Napoli, 19 aprile 2019 - Doveva essere la serata del riscatto e della rimonta, invece quella di ieri è diventata il simbolo di un ciclo che a Napoli potrebbe essere vicino alla conclusione: nonostante la fascia di capitano da poco ereditata da Marek Hamsik, il futuro di Lorenzo Insigne appare sempre più lontano dal capoluogo campano.

LA RICOSTRUZIONE - Oltre al danno della netta e meritata eliminazione dall'Europa League per mano dell'Arsenal, gli azzurri si ritrovano infatti a fare i conti con l'ennesimo screzio tra il folletto di Frattamaggiore e la tifoseria partenopea. Andiamo con ordine. Minuto 60 della sfida valida per i quarti della seconda competizione più importante del nostro continente: con i Gunners in vantaggio grazie alla punizione trasformata da Lacazette e il destino della sua squadra quasi segnato, Carlo Ancelotti prova a sparigliare le carte inserendo Younes in luogo di Insigne, che appena pochi istanti prima aveva cestinato una buona occasione a tu per tu con Cech.

Per il capitano azzurro arriva così una pioggia di fischi intervallata da timidi applausi: troppo pochi per placare l'ira del numero 24, avvistato poi a lungo in piedi nei pressi della panchina a bofonchiare tra sé e sé. Ancor prima, Insigne aveva avuto un rapido quanto caldo confronto con Ancelotti, poi smentito da quest'ultimo nel dopopartita: per il tecnico del Napoli l'amarezza dell'ex Pescara era indirizzata solo a quella vasta fetta di tifoseria che ormai non gli perdona nulla. Ma sarà proprio così? Stando a qualche presunta dichiarazione di Carmine, padre di Lorenzo, sembrerebbe di no: nel primo pomeriggio di oggi è poi arrivata puntuale la smentita di Insigne senior, ma l'impressione è che la telenovela legata alle sorti del figlio sia lontana dalla conclusione. Se non addirittura solo agli inizi.

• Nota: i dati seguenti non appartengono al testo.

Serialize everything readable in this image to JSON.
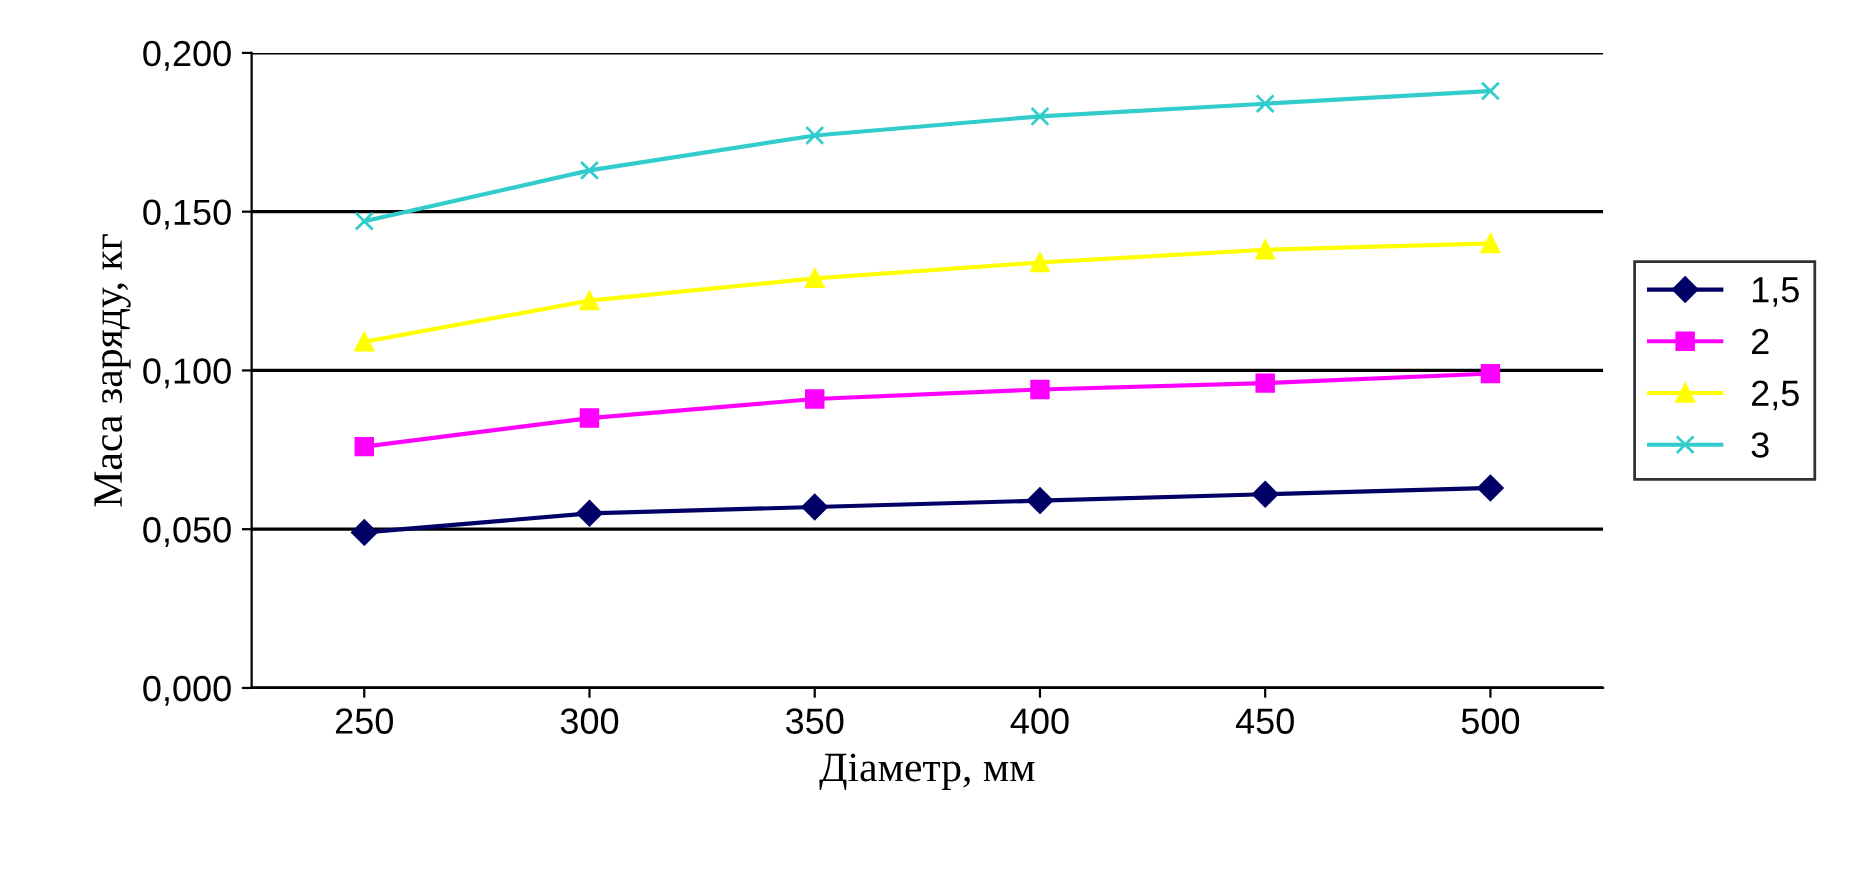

MOLTI IN BILICO - Una rivoluzione nel roster azzurro era nell'aria da mesi, da quando ancora i sogni di gloria in casa Napoli erano numerosi. Il tramonto delle speranze prima in Coppa Italia e in campionato e infine in Europa League porterà ad un'accelerata in tal senso che coinvolgerà diversi protagonisti: dai mai convincenti Ounas e Verdi a un Mertens a cui non sarà rinnovato il contratto, passando proprio per Insigne, per il quale però Aurelio De Laurentiis non ha intenzione di abbassare le pretese economiche. Solo soldi (e tanti, per la precisione), senza alcuna contropartita tecnica: è questo il prezzo appeso al collo del capitano del Napoli. Forse ancora per poco.